A Half-Century of Friendship with Finnish Renaissance Man Jörn Donner

A Half-Century of Friendship with Finnish Renaissance Man Jörn Donner

Had Jörn Donner been born anywhere other than Finland, he would have been world-famous. As it was, he dominated the Finnish cultural scene for several decades. Prolific writer, film critic, director, and producer, as well as a politician and the cofounder of the Finnish Film Archive (at the age of twenty-four), Jörn stayed a close and cherished friend for more than fifty years. 

We first met in Stockholm in the fall of 1964, when I interviewed him about his first features as a director, made in Sweden—notably To Love, a romantic comedy with the Polish heartthrob Zbigniew Cybulski.

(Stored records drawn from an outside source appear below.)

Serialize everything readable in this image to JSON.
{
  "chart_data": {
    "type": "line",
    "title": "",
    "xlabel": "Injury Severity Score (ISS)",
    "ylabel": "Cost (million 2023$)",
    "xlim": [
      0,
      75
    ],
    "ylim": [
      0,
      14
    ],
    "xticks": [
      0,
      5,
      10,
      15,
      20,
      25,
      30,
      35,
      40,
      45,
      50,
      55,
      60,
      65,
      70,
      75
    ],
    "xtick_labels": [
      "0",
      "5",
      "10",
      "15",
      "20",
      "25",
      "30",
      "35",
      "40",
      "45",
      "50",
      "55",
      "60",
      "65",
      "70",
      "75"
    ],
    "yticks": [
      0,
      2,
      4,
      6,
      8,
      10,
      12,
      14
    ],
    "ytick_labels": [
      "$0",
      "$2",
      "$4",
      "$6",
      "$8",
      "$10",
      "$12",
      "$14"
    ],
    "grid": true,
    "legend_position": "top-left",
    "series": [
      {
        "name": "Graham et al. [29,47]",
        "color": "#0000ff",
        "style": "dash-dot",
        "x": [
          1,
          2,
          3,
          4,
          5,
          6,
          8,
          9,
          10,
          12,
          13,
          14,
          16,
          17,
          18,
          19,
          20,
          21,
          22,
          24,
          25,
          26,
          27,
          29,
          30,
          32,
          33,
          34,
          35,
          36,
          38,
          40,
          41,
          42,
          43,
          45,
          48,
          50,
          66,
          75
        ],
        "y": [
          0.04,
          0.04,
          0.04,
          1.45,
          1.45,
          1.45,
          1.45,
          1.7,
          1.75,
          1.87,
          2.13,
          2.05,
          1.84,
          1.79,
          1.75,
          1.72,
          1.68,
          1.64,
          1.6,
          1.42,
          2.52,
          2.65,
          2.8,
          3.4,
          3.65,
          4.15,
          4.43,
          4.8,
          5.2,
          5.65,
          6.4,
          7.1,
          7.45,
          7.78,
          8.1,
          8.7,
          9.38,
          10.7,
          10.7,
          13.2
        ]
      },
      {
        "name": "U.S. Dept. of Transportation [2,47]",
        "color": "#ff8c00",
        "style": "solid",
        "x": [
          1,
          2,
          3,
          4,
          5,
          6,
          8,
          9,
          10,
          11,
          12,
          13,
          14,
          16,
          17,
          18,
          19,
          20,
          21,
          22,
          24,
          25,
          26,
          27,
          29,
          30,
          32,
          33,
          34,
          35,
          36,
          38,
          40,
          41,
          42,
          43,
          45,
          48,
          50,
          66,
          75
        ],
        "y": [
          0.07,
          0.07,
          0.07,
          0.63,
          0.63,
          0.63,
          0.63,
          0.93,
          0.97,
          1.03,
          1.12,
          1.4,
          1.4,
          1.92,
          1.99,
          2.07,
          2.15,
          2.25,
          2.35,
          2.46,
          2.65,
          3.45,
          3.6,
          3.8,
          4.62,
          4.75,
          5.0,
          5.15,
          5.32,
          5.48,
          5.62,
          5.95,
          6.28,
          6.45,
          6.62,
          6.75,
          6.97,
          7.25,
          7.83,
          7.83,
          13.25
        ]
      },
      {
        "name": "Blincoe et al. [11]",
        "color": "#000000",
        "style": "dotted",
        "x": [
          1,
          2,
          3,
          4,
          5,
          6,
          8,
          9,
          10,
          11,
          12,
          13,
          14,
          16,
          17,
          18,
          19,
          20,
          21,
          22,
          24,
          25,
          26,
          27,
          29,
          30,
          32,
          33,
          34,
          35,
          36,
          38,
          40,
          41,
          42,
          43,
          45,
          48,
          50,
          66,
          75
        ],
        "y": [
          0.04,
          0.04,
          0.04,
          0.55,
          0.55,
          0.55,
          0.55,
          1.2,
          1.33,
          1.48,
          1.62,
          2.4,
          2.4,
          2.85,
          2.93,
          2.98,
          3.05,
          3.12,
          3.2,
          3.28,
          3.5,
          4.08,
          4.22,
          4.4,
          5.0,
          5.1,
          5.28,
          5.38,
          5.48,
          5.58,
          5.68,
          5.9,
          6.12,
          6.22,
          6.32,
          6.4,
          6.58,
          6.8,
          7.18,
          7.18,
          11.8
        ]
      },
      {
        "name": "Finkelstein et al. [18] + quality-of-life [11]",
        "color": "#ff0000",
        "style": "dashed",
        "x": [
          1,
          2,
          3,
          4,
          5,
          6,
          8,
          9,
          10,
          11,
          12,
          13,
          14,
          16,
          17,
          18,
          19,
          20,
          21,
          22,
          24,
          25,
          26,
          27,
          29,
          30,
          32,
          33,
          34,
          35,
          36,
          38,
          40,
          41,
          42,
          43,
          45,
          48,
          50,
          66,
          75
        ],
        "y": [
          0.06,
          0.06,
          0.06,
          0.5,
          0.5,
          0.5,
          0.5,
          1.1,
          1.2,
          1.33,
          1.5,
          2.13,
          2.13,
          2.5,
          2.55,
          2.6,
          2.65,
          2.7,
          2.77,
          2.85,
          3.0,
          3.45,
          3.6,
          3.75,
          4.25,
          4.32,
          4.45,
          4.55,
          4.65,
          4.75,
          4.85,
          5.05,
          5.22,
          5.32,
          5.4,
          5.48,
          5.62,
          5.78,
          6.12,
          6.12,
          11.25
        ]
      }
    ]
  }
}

Jörn was a Swedish-speaking Finn, one of a minority of some 6 percent in Finland. He wrote in Swedish and had been appointed film critic at the Stockholm morning newspaper Dagens Nyheter in 1961. He had made an auspicious debut behind the camera for Sandrew studios in Stockholm with A Sunday in September, which won the Opera Prima prize at the Venice Festival in 1963, and I knew of his reputation as one of the first in-depth interpreters of Bergman’s work. Throughout his life he remained fascinated by Bergman, and we called on his expertise at Criterion on numerous occasions, for example when he and I discussed Smiles of a Summer Night for a supplement for Bergman’s classic comedy. He also contributed a ninety-minute documentary on Bergman for the Criterion edition of Wild Strawberries.

A year after our first meeting, when I was back in Stockholm writing about new Swedish cinema for the Financial Times, he called me one evening at my hotel and suggested he show me some clips from his film in progress, Adventure Starts Here (1965). The chain-smoking young man of thirty-two who drove me at breakneck speed out to the laboratory that night was charisma incarnate. Sardonic, egotistical, and remarkably knowledgeable about world affairs, Jörn obliged you to take him on his terms or not at all. But some of his earlier works, like Adventure Starts Here and Rooftree (1967), were austere and humorless to such a degree that they flopped at the box office, even though they starred Harriet Andersson, by then Jörn’s partner. She would dominate perhaps his most thoughtful film, Anna (1970), about a doctor, recently divorced, going out to an island to reflect on her situation.